The team must decide what it wants to do with Peterson. He has an $18 million cap hit that when coupled with his age and injury history, makes it seem likely he’s played his last game as a Viking.
Of course, even when healthy, Peterson couldn’t get anything going behind one of the worst offensive lines in the league. Minnesota had to rely on a short passing game to act as their run game because of how porous Minnesota was along the line.
The Eagles currently have the Vikings’ first round pick at 15 overall which would’ve been prime position to grab either Ryan Ramczyk or Garrett Boiles, but will have to wait until 46th overall unless they opt to trade one of Sam Bradford or Teddy Bridgewater.

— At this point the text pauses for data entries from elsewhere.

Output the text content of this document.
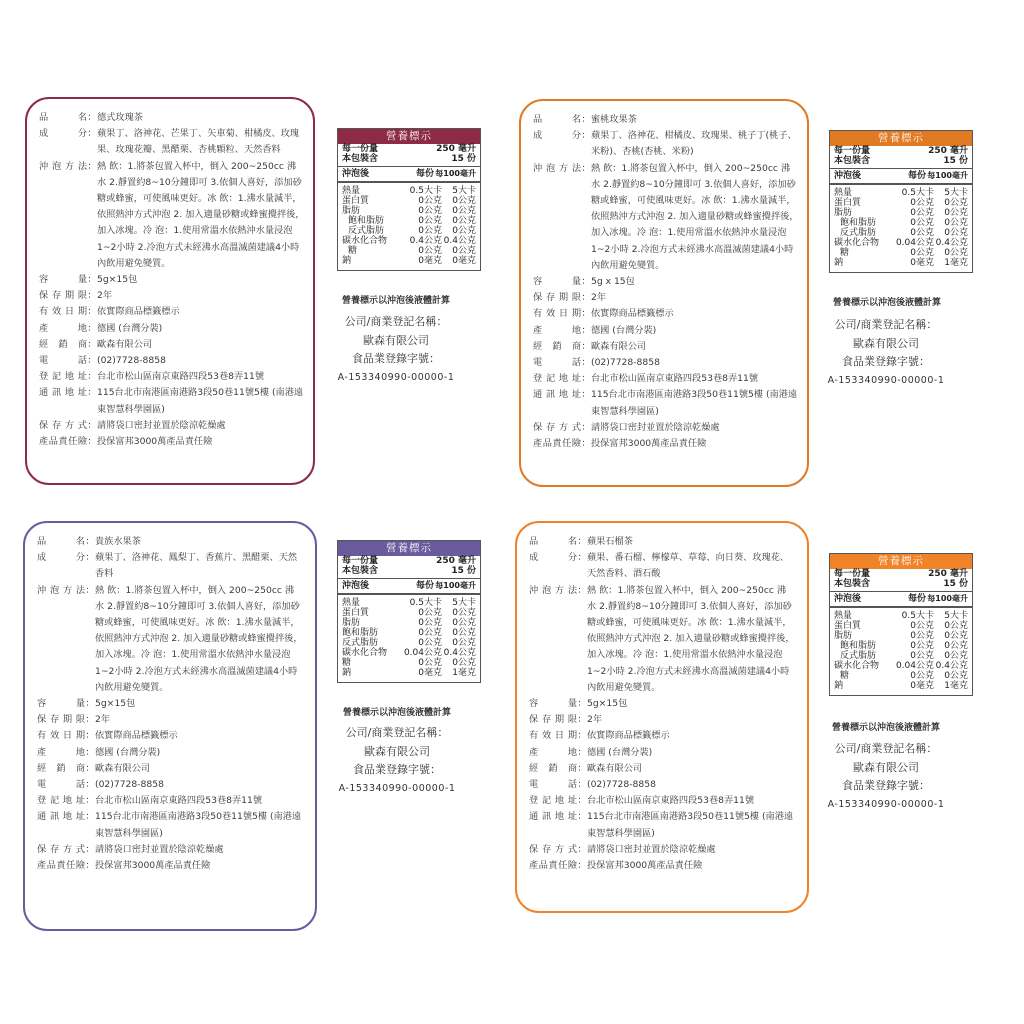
品	名 ： 德式玫瑰茶
成	分 ： 蘋果丁、洛神花、芒果丁、矢車菊、柑橘皮、玫瑰果、玫瑰花瓣、黑醋栗、杏桃顆粒、天然香料
沖 泡 方 法 ： 熱 飲：1.將茶包置入杯中，倒入 200~250cc 沸水 2.靜置約8~10分鐘即可 3.依個人喜好，添加砂糖或蜂蜜，可使風味更好。冰 飲：1.沸水量減半，依照熱沖方式沖泡 2. 加入適量砂糖或蜂蜜攪拌後，加入冰塊。冷 泡：1.使用常溫水依熱沖水量浸泡1~2小時 2.冷泡方式未經沸水高溫滅菌建議4小時內飲用避免變質。
容	量 ： 5g×15包
保 存 期 限 ： 2年
有 效 日 期 ： 依實際商品標籤標示
產	地 ： 德國 (台灣分裝)
經 銷 商 ： 歐森有限公司
電	話 ： (02)7728-8858
登 記 地 址 ： 台北市松山區南京東路四段53巷8弄11號
通 訊 地 址 ： 115台北市南港區南港路3段50巷11號5樓 (南港遠東智慧科學園區)
保 存 方 式 ： 請將袋口密封並置於陰涼乾燥處
產 品 責 任 險 ： 投保富邦3000萬產品責任險
營養標示
每一份量
本包裝含
250 毫升
15 份
沖泡後	每份 每100毫升
熱量	0.5大卡	5大卡
蛋白質	0公克	0公克
脂肪	0公克	0公克
飽和脂肪	0公克	0公克
反式脂肪	0公克	0公克
碳水化合物	0.4公克 0.4公克
糖	0公克	0公克
鈉	0毫克	0毫克
營養標示以沖泡後液體計算
公司/商業登記名稱：
歐森有限公司
食品業登錄字號：
A-153340990-00000-1
品	名 ： 蜜桃玫果茶
成	分 ： 蘋果丁、洛神花、柑橘皮、玫瑰果、桃子丁(桃子、米粉)、杏桃(杏桃、米粉)
沖 泡 方 法 ： 熱 飲：1.將茶包置入杯中，倒入 200~250cc 沸水 2.靜置約8~10分鐘即可 3.依個人喜好，添加砂糖或蜂蜜，可使風味更好。冰 飲：1.沸水量減半，依照熱沖方式沖泡 2. 加入適量砂糖或蜂蜜攪拌後，加入冰塊。冷 泡：1.使用常溫水依熱沖水量浸泡1~2小時 2.冷泡方式未經沸水高溫滅菌建議4小時內飲用避免變質。
容	量 ： 5g x 15包
保 存 期 限 ： 2年
有 效 日 期 ： 依實際商品標籤標示
產	地 ： 德國 (台灣分裝)
經 銷 商 ： 歐森有限公司
電	話 ： (02)7728-8858
登 記 地 址 ： 台北市松山區南京東路四段53巷8弄11號
通 訊 地 址 ： 115台北市南港區南港路3段50巷11號5樓 (南港遠東智慧科學園區)
保 存 方 式 ： 請將袋口密封並置於陰涼乾燥處
產 品 責 任 險 ： 投保富邦3000萬產品責任險
營養標示
每一份量
本包裝含
250 毫升
15 份
沖泡後	每份 每100毫升
熱量	0.5大卡	5大卡
蛋白質	0公克	0公克
脂肪	0公克	0公克
飽和脂肪	0公克	0公克
反式脂肪	0公克	0公克
碳水化合物	0.04公克 0.4公克
糖	0公克	0公克
鈉	0毫克	1毫克
營養標示以沖泡後液體計算
公司/商業登記名稱：
歐森有限公司
食品業登錄字號：
A-153340990-00000-1
品	名 ： 貴族水果茶
成	分 ： 蘋果丁、洛神花、鳳梨丁、香蕉片、黑醋栗、天然香料
沖 泡 方 法 ： 熱 飲：1.將茶包置入杯中，倒入 200~250cc 沸水 2.靜置約8~10分鐘即可 3.依個人喜好，添加砂糖或蜂蜜，可使風味更好。冰 飲：1.沸水量減半，依照熱沖方式沖泡 2. 加入適量砂糖或蜂蜜攪拌後，加入冰塊。冷 泡：1.使用常溫水依熱沖水量浸泡1~2小時 2.冷泡方式未經沸水高溫滅菌建議4小時內飲用避免變質。
容	量 ： 5g×15包
保 存 期 限 ： 2年
有 效 日 期 ： 依實際商品標籤標示
產	地 ： 德國 (台灣分裝)
經 銷 商 ： 歐森有限公司
電	話 ： (02)7728-8858
登 記 地 址 ： 台北市松山區南京東路四段53巷8弄11號
通 訊 地 址 ： 115台北市南港區南港路3段50巷11號5樓 (南港遠東智慧科學園區)
保 存 方 式 ： 請將袋口密封並置於陰涼乾燥處
產 品 責 任 險 ： 投保富邦3000萬產品責任險
營養標示
每一份量
本包裝含
250 毫升
15 份
沖泡後	每份 每100毫升
熱量	0.5大卡	5大卡
蛋白質	0公克	0公克
脂肪	0公克	0公克
飽和脂肪	0公克	0公克
反式脂肪	0公克	0公克
碳水化合物	0.04公克 0.4公克
糖	0公克	0公克
鈉	0毫克	1毫克
營養標示以沖泡後液體計算
公司/商業登記名稱：
歐森有限公司
食品業登錄字號：
A-153340990-00000-1
品	名 ： 蘋果石榴茶
成	分 ： 蘋果、番石榴、檸檬草、草莓、向日葵、玫瑰花、天然香料、酒石酸
沖 泡 方 法 ： 熱 飲：1.將茶包置入杯中，倒入 200~250cc 沸水 2.靜置約8~10分鐘即可 3.依個人喜好，添加砂糖或蜂蜜，可使風味更好。冰 飲：1.沸水量減半，依照熱沖方式沖泡 2. 加入適量砂糖或蜂蜜攪拌後，加入冰塊。冷 泡：1.使用常溫水依熱沖水量浸泡1~2小時 2.冷泡方式未經沸水高溫滅菌建議4小時內飲用避免變質。
容	量 ： 5g×15包
保 存 期 限 ： 2年
有 效 日 期 ： 依實際商品標籤標示
產	地 ： 德國 (台灣分裝)
經 銷 商 ： 歐森有限公司
電	話 ： (02)7728-8858
登 記 地 址 ： 台北市松山區南京東路四段53巷8弄11號
通 訊 地 址 ： 115台北市南港區南港路3段50巷11號5樓 (南港遠東智慧科學園區)
保 存 方 式 ： 請將袋口密封並置於陰涼乾燥處
產 品 責 任 險 ： 投保富邦3000萬產品責任險
營養標示
每一份量
本包裝含
250 毫升
15 份
沖泡後	每份 每100毫升
熱量	0.5大卡	5大卡
蛋白質	0公克	0公克
脂肪	0公克	0公克
飽和脂肪	0公克	0公克
反式脂肪	0公克	0公克
碳水化合物	0.04公克 0.4公克
糖	0公克	0公克
鈉	0毫克	1毫克
營養標示以沖泡後液體計算
公司/商業登記名稱：
歐森有限公司
食品業登錄字號：
A-153340990-00000-1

Ideal Picks: (46th overall)
- Pat Elflein, OG – Ohio State
- Zach Banner, OT – USC
- Ethan Pocic, OG – LSU
Detroit Lions: 2016 record: 9-7 (2nd in NFC North)
First round selection: 21st
Offseason needs: DE, CB, LB
The Lions secured their second playoff appearance under Jim Caldwell last season and with a couple of moves, can push Green Bay for the division next year.
Ziggy Ansah is one of the best pass rushers in the league, but outside of him they have almost no threat of a pass rush. Devin Taylor is decent, but shouldn’t be relied upon on a consistent basis. Detroit can have their choice of pass rushers at 21.
As is the case seemingly every offseason, the Lions could stand to upgrade their secondary. Darius Slay is a stud, but outside of him, they have no real playmakers at corner or safety. Might Jabril Peppers stay in the state of Michigan?
- DeMarcus Walker, Edge – FSU
- Taco Charlton, DE – Michigan
- Jabril Peppers, S/LB – Michigan
Green Bay Packers: 2016 record: 10-6 (1st in NFC North)
First round selection: 29th
Offseason needs: CB, RB, LB
If you really dive into this roster you gain even more appreciation for Aaron Rodgers and what he did this season.
How does the team feel about Eddie Lacy as their running back long term? Giving big money to a running back – especially one that’s been plagued with weight issues – doesn’t seem like a Packer thing to do. Fournette and Cook will be gone by 29, but someone like Alvin Kamara would still be available and form to make a nice (and much cheaper) duo with Ty Montgomery.
Despite spending a first round pick addressing the secondary in both 2014 and 2015, the Packers are yet again in need of upgrading their secondary after finishing with the second-worst pass defense in the league in terms of yards/game.
Great year to hold a late selection and need a corner because of this year’s depth. Look for a couple of Big Ten guys to be in play here.